Somewhere along the way in the UK, somewhere between marriage as a property exchange and marriage as we see it now, we decided that marriage was about love. We re-defined marriage at that point. We decided that marriage was about publicly expressing your love for another person. Whether you choose to do that is not really the point – I’m not married for example. The point is that as a woman in a straight relationship, I had a choice to make that public statement. For too long, that has been a choice denied to too many people – including my own family. Now we all have that choice. We can all choose to embrace or reject the idea of marriage.

To me, so long as we re-defined marriage to be about love (not property, not children), then it was wrong to exclude people who are in love from being part of it. It was wrong.

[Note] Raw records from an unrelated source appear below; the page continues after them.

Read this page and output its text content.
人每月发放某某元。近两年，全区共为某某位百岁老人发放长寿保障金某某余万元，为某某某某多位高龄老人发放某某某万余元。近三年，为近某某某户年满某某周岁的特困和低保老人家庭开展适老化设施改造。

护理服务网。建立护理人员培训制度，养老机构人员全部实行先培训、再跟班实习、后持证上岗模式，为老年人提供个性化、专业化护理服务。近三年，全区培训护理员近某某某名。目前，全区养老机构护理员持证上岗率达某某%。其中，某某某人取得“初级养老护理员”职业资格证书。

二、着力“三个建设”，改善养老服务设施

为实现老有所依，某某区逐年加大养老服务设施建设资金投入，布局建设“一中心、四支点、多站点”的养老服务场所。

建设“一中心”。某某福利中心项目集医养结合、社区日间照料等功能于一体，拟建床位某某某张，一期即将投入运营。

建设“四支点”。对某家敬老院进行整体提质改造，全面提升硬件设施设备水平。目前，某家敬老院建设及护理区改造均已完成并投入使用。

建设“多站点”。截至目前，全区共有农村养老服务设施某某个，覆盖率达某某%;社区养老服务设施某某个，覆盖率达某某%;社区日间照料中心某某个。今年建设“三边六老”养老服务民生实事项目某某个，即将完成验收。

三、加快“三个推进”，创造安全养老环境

Over the last few days I have reflected a lot on the homophobia that I witnessed as a child and that I experienced throughout my life. I am proud of what we achieved as a society on Tuesday. I am proud that the children in my gay friends’ relationship don’t have to go to school where they are invisible. I am proud that they will grow up learning that their families are equal to all other families. 

This week, the dream I dreamed at eight years old came a little bit truer. We are getting ever closer to the day when two women can live in the same house and sleep in the same bed, and people won’t mind.